What and where was Old Europe?
Many of the ancient civilizations have been found in "Old Europe," the ground area covering the shores of the Mediterranean Sea and the Black Sea. The civilizations in these areas dates back to the seventh millennium. They were agricultural communities with crude work tools. However, they had much in common in the worship of the goddess. Much of the pottery and statuary is marked with symbols such as chevrons, bands of dots, wavy lines which were used to depict water, rain, snakes, breasts, eyes, and other beasts that were held sacred. These symbols are now believed to be a universal language and not just symbols or "pretty pictures." Many of these symbols have been used throughout the world by various cultures, with a few variations, for religious rites and sacraments.

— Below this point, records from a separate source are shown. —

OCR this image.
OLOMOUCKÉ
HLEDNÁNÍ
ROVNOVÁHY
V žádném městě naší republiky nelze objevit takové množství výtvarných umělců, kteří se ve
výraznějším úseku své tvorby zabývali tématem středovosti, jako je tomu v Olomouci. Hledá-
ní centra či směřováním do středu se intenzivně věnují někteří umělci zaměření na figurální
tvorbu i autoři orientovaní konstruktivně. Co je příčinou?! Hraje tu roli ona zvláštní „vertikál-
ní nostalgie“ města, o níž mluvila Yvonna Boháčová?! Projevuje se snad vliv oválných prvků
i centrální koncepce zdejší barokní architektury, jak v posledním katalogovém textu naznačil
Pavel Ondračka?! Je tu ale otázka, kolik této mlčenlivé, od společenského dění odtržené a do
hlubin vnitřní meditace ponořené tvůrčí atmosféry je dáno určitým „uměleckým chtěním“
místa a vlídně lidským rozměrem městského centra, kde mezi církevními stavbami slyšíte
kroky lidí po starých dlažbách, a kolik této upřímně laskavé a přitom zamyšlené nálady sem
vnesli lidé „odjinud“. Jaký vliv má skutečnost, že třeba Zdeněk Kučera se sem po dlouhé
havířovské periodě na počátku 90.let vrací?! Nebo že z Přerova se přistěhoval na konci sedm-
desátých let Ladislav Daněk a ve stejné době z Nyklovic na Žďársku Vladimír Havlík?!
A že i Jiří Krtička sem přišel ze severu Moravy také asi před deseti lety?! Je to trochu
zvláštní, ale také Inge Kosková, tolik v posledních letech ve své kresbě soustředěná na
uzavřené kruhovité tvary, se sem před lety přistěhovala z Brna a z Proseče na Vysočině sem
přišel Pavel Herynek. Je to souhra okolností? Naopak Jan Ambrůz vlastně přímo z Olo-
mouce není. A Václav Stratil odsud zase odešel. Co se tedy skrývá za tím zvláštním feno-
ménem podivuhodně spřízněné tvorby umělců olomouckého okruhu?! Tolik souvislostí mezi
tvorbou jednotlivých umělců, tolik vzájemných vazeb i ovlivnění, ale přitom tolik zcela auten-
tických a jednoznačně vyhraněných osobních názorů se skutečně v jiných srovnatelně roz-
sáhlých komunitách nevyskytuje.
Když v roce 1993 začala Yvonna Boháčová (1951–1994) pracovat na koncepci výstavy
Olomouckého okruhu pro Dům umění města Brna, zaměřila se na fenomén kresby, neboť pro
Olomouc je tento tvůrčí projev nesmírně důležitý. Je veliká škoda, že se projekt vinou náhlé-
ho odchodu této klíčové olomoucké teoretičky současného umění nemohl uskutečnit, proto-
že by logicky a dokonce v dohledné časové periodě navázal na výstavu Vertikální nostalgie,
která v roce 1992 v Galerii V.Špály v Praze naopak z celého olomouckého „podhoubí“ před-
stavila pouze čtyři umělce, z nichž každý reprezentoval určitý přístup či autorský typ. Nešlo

BIRD GODDESS and SNAKE GODDESS
The graceful bird-woman, half-human, half-bird, arms upraised as if to encompass the moon, a favorite of many modern pagans. Since most ancient civilizations were established near a water source, it is natural that these would be the source of their divinity. Water was the life-giver, without it there was no life. Since water was sacred, the creatures of the water were also revered. The earliest of the goddesses is the mistress of water and air. She rules the rain, the life-giving force of water. She sometimes is one creature, sometimes both, sometimes a snake and sometimes a bird, yet a single divinity. She is quite prevalent in the civilizations of Sultana at Oltenija, Rumania, c. 4000 B.C.E. She appears on vases and water containers as a water bird or a water snake. The depicted with chevrons, belts of zigzags, and groups of parallel lines with the eyes being a dominant feature. She is frequently connected to the bear, who also seems to have been connected to the water. The goddess' eyes emerge in association with torrents of rain or lines representing water. Many of the impressions were zoomorphic, half-animal, half-human and were probably used in ritual. Many times rain was associated with the breast milk of the woman and the pottery was marked with V's or cross signs on the breasts or just below them. Many on the Bird Goddesses of the Vinca, c. 5300-5100 B.C.E. had breasts and their bodies were distinctly marked with the chevrons and bands of parallel lines symbolizing rain torrents.  These figurines were found in Yugoslavia, northeastern Greece, Ukraine, Hungary, and other sites throughout southeastern Europe. Snake Goddesses were frequently marked with labyrinthine meanders and spiraling snakes, again used on water vessels, to symbolize the mythical energy of the waters and their mistress. The water bird was most likely an important food source during this period. The Vinca face masks, with their markings of chevrons, depict the importance of these creatures and the ritual homage to them.

SLEEPING GODDESS of DEATH
She was found in the graves curled up, sleeping in a pose, many times foetal, covered in red ochre, the color of blood, which was necessary for the restoration of life. She guards them in death, watching over and protecting the body of whom she was buried with, forever sacred. She is the inexhaustible source of life, to which one could be born again. Other items buried with body were tools, bowls which contained food, further evidence of the belief in life after
death. Many times urns of the red ochre were placed near the body to represent the blood of birth. The bodies themselves were also covered with the red ochre and placed in a foetal position for rebirth.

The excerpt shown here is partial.